I also liked what Croft realized about the long-gone ruler Himiko. I’m not going to go into too much detail about that, but there’s an interesting layer about how women perceived as having some kind of power historically have been interpreted, and here Lara is — the one woman in a varied group of dudes — and she figures out right away what the real story is.
So yeah, it’s an adventure film with lots of stunts and action and a possible conspiracy undergirding what’s happening on the island, but it’s also got some subtleties going on in terms of a woman as a lead action figure.
Which brings me to one of the cons of this film. Basically, Lara Croft is the only woman in it with the exception of a very few secondary characters. And yeah, she’s front and center, but I kept thinking about the most recent Star Wars film, The Last Jedi, which was full of strong women — women were integral to it and its plot. In the Tomb Raider reboot (like the earlier TR films), Lara Croft is the central figure, which makes sense, but there’s not really any supporting female cast.

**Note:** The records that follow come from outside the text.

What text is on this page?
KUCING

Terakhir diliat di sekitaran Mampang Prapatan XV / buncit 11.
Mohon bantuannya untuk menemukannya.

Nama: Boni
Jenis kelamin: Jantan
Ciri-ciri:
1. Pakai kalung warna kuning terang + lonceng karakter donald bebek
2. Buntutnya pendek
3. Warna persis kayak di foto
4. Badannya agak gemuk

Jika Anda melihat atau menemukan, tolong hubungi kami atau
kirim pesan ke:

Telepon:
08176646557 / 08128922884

In a way, we could argue that Himiko — a woman — is a driving force in the plot and ties Lara to Yamatai and the search for her father, but Himiko is not an active part of the plot because she’s been allegedly gone for centuries. So there are peripherally strong women who are helping move the plot a bit, but the majority of this cast is male.
Vikander herself expressed disappointment about the lack of women characters in the film. An argument could be made that in terms of the canon of the video games, the Croft character is pretty much the primary (and possibly only) female representation. Still, I’d like to see some greater creative license taken in that regard, and if there is another TR film with Vikander as Croft, maybe it’ll include more strong female characters. I hope so.

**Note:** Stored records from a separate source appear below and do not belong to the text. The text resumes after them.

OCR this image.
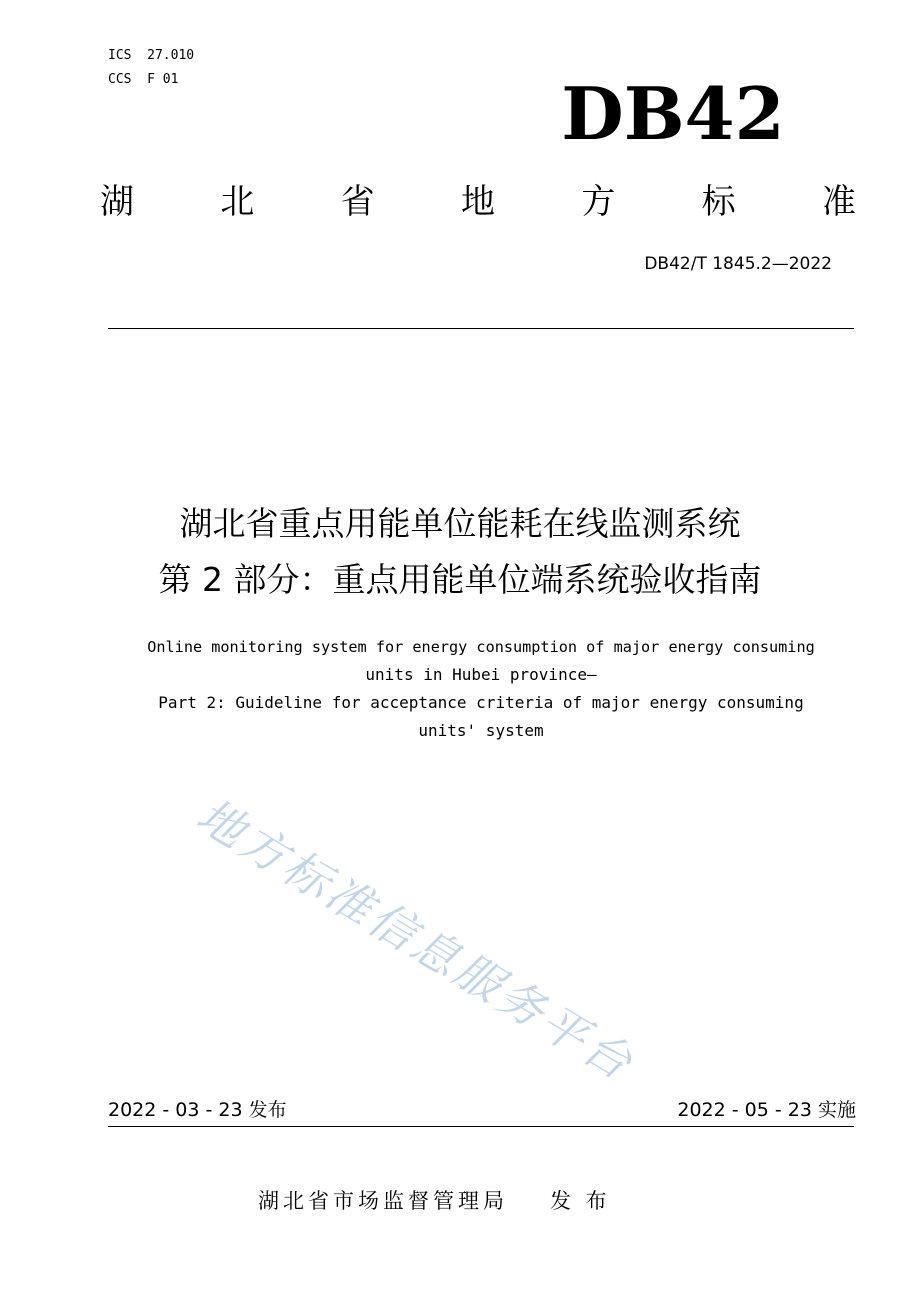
ICS  27.010
CCS  F 01	DB42
湖	北	省	地	方	标	准
DB42/T 1845.2—2022
湖北省重点用能单位能耗在线监测系统
第 2 部分：重点用能单位端系统验收指南
Online monitoring system for energy consumption of major energy consuming
units in Hubei province—
Part 2: Guideline for acceptance criteria of major energy consuming
units' system
地方标准信息服务平台
2022 - 03 - 23 发布	2022 - 05 - 23 实施
湖北省市场监督管理局 发 布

But overall, this is a fun adventure film with great pacing and plenty of Vikander taking hits but dishing them out, too. She also figures things out and operates well on the fly, which is fun (though stressful) to watch. She’s got kind of that “every woman” vibe — she didn’t expect to be put in these positions, but dammit, she wants to find out what happened to her dad, which makes it a story that a lot of people can relate to. She’s not a damn hero. She’s a young woman who wants to find something out about her past. That makes her relatable, so when she goes and starts kicking ass (and making mistakes), we can see ourselves in her, trying to figure shit out and doing what we can. And she’s personable and, as I said, loyal, as we find out when she tries to get Lu Ren out of bad situations.
See it on the big screen if you can, because the action sequences are really cool and I guarantee you will be rooting for Lara Croft throughout. And despite the lack of female rep throughout, Croft is a badass and a great role model for both young girls and boys. Any time a woman kicks ass like Croft, and who is accepted by her male battle buddies — hell, that’s some good stuff to emulate.
Happy Friday and may The Force be with you.